The sister of a child who went missing in Greece more than 20 years ago says she wants her own DNA to be tested against that of a little girl found in a gypsy camp in the country in the off chance the girl is related to her missing brother.
A four-year-old blonde girl with blue eyes, known only as Maria, was thought to have been abducted after she was found in squalid conditions with a couple and 13 other children at a camp near Farsala in central Greece.
Sheffield boy Ben Needham was just 21 months old when he went missing on Greek holiday island Kos in 1991.
His sister Leighanna Needham, 20, never met Ben but said the discovery of Maria in the gypsy camp was welcome news for her family’s fight for answers.
“It’s given us great hope,” she told Sky News.
“Obviously, it’s been a strong belief of myself and all my family that Ben was taken by gypsies for child trafficking or illegal adoptions and this case just shows that they can be found.”
Maria was found after a police officer attending the camp noticed she bore no likeness to her supposed family and investigated further.
DNA tests confirmed his suspicions.
Ms Needham said the same technology could help find her long-lost brother.

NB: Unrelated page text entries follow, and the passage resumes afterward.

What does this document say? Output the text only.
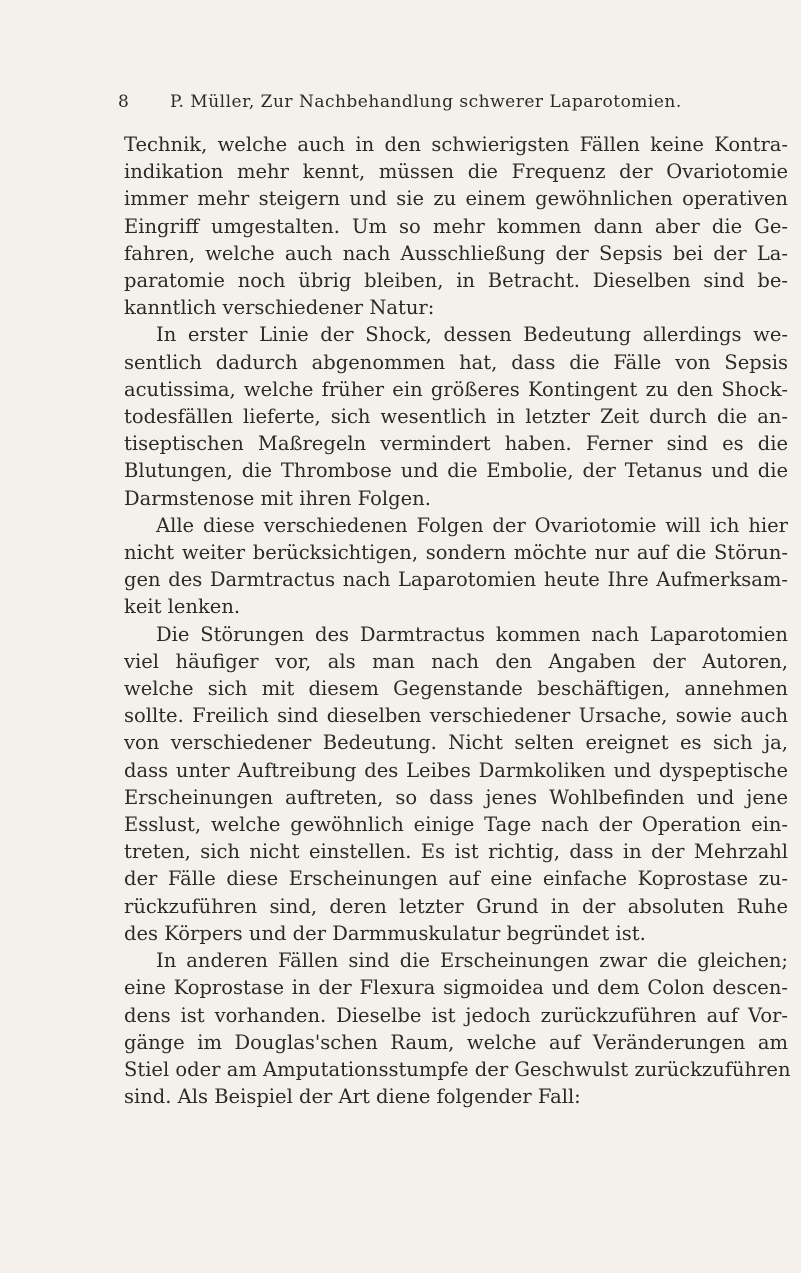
8 P. Müller, Zur Nachbehandlung schwerer Laparotomien.
Technik, welche auch in den schwierigsten Fällen keine Kontra-
indikation mehr kennt, müssen die Frequenz der Ovariotomie
immer mehr steigern und sie zu einem gewöhnlichen operativen
Eingriff umgestalten. Um so mehr kommen dann aber die Ge-
fahren, welche auch nach Ausschließung der Sepsis bei der La-
paratomie noch übrig bleiben, in Betracht. Dieselben sind be-
kanntlich verschiedener Natur:
In erster Linie der Shock, dessen Bedeutung allerdings we-
sentlich dadurch abgenommen hat, dass die Fälle von Sepsis
acutissima, welche früher ein größeres Kontingent zu den Shock-
todesfällen lieferte, sich wesentlich in letzter Zeit durch die an-
tiseptischen Maßregeln vermindert haben. Ferner sind es die
Blutungen, die Thrombose und die Embolie, der Tetanus und die
Darmstenose mit ihren Folgen.
Alle diese verschiedenen Folgen der Ovariotomie will ich hier
nicht weiter berücksichtigen, sondern möchte nur auf die Störun-
gen des Darmtractus nach Laparotomien heute Ihre Aufmerksam-
keit lenken.
Die Störungen des Darmtractus kommen nach Laparotomien
viel häufiger vor, als man nach den Angaben der Autoren,
welche sich mit diesem Gegenstande beschäftigen, annehmen
sollte. Freilich sind dieselben verschiedener Ursache, sowie auch
von verschiedener Bedeutung. Nicht selten ereignet es sich ja,
dass unter Auftreibung des Leibes Darmkoliken und dyspeptische
Erscheinungen auftreten, so dass jenes Wohlbefinden und jene
Esslust, welche gewöhnlich einige Tage nach der Operation ein-
treten, sich nicht einstellen. Es ist richtig, dass in der Mehrzahl
der Fälle diese Erscheinungen auf eine einfache Koprostase zu-
rückzuführen sind, deren letzter Grund in der absoluten Ruhe
des Körpers und der Darmmuskulatur begründet ist.
In anderen Fällen sind die Erscheinungen zwar die gleichen;
eine Koprostase in der Flexura sigmoidea und dem Colon descen-
dens ist vorhanden. Dieselbe ist jedoch zurückzuführen auf Vor-
gänge im Douglas'schen Raum, welche auf Veränderungen am
Stiel oder am Amputationsstumpfe der Geschwulst zurückzuführen
sind. Als Beispiel der Art diene folgender Fall:
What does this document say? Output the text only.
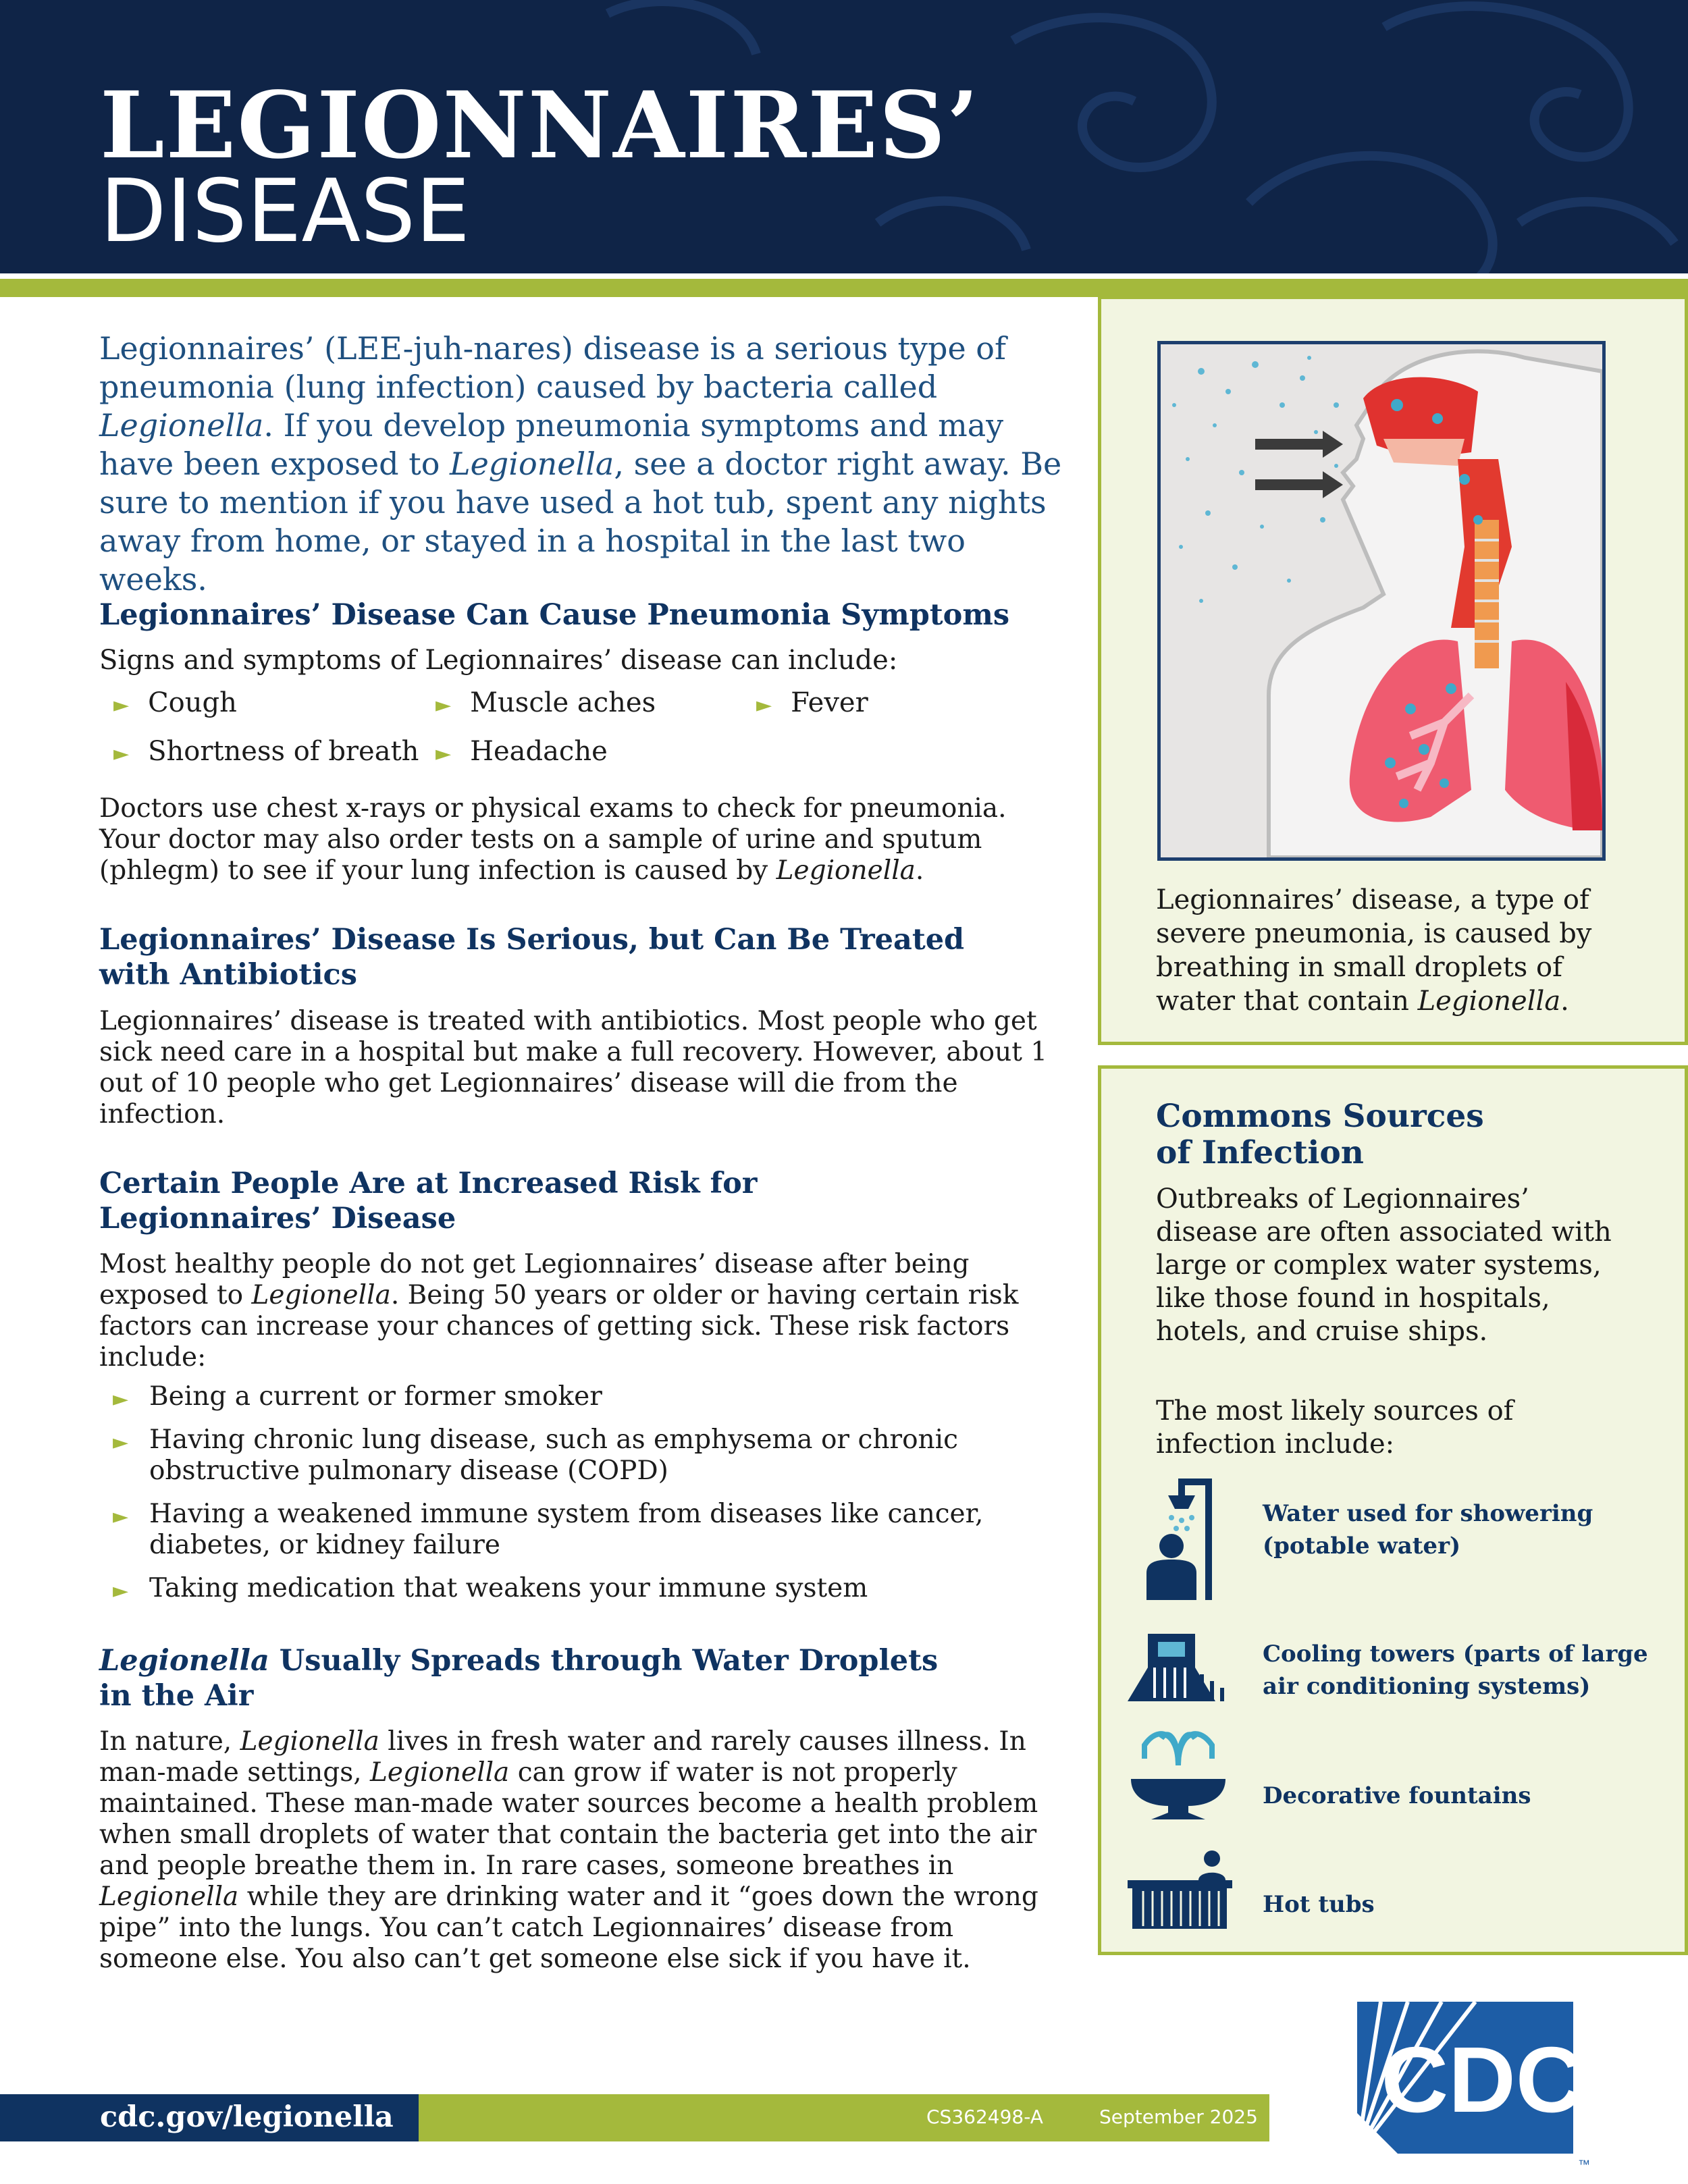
LEGIONNAIRES’
DISEASE

Legionnaires’ (LEE-juh-nares) disease is a serious type of pneumonia (lung infection) caused by bacteria called Legionella. If you develop pneumonia symptoms and may have been exposed to Legionella, see a doctor right away. Be sure to mention if you have used a hot tub, spent any nights away from home, or stayed in a hospital in the last two weeks.

Legionnaires’ Disease Can Cause Pneumonia Symptoms
Signs and symptoms of Legionnaires’ disease can include:
► Cough	► Muscle aches	► Fever
► Shortness of breath ► Headache
Doctors use chest x-rays or physical exams to check for pneumonia. Your doctor may also order tests on a sample of urine and sputum (phlegm) to see if your lung infection is caused by Legionella.
Legionnaires’ Disease Is Serious, but Can Be Treated
with Antibiotics
Legionnaires’ disease is treated with antibiotics. Most people who get sick need care in a hospital but make a full recovery. However, about 1 out of 10 people who get Legionnaires’ disease will die from the infection.
Certain People Are at Increased Risk for
Legionnaires’ Disease
Most healthy people do not get Legionnaires’ disease after being exposed to Legionella. Being 50 years or older or having certain risk factors can increase your chances of getting sick. These risk factors include:
► Being a current or former smoker
► Having chronic lung disease, such as emphysema or chronic obstructive pulmonary disease (COPD)
► Having a weakened immune system from diseases like cancer, diabetes, or kidney failure
► Taking medication that weakens your immune system
Legionella Usually Spreads through Water Droplets
in the Air
In nature, Legionella lives in fresh water and rarely causes illness. In man-made settings, Legionella can grow if water is not properly maintained. These man-made water sources become a health problem when small droplets of water that contain the bacteria get into the air and people breathe them in. In rare cases, someone breathes in Legionella while they are drinking water and it “goes down the wrong pipe” into the lungs. You can’t catch Legionnaires’ disease from someone else. You also can’t get someone else sick if you have it.
Legionnaires’ disease, a type of severe pneumonia, is caused by breathing in small droplets of water that contain Legionella.
Commons Sources
of Infection
Outbreaks of Legionnaires’ disease are often associated with large or complex water systems, like those found in hospitals, hotels, and cruise ships.
The most likely sources of infection include:
Water used for showering
(potable water)
Cooling towers (parts of large
air conditioning systems)
Decorative fountains
Hot tubs
cdc.gov/legionella	CS362498-A	September 2025 CDC
™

“I think that would be a brilliant thing to get our DNA out there, even if it’s not actually Ben but any siblings or any children maybe of Ben (that are found) then that could hopefully lead us to him,” she said.
A couple Maria was living with at the camp, a 39-year-old man and 40-year-old woman, have been taken into custody and charged with child abduction.
A worldwide search is now underway for her real parents.
The discovery has also buoyed the hopes of Madeleine McCann’s parents.
The Leicestershire girl, then aged three, vanished from a holiday apartment in Praia da Luz, Portugal in 2007, as her parents dined with friends in a nearby tapas restaurant.
Clarence Mitchell, a spokesman for her parents Kate and Gerry McCann, said Maria had renewed their hope that Madeleine would also be found.
“They have always maintained that until there is evidence to prove otherwise missing children can still be out there waiting to be found,” he told the Daily Mirror.
Maria’s discovery comes days after renewed interest in Madeleine’s case across the UK and Europe following a BBC Crimewatch episode that aired on Monday night showing two new e-fits of a suspect.
Detectives investigating the case have since received more than 2,400 calls and emails since the programme aired.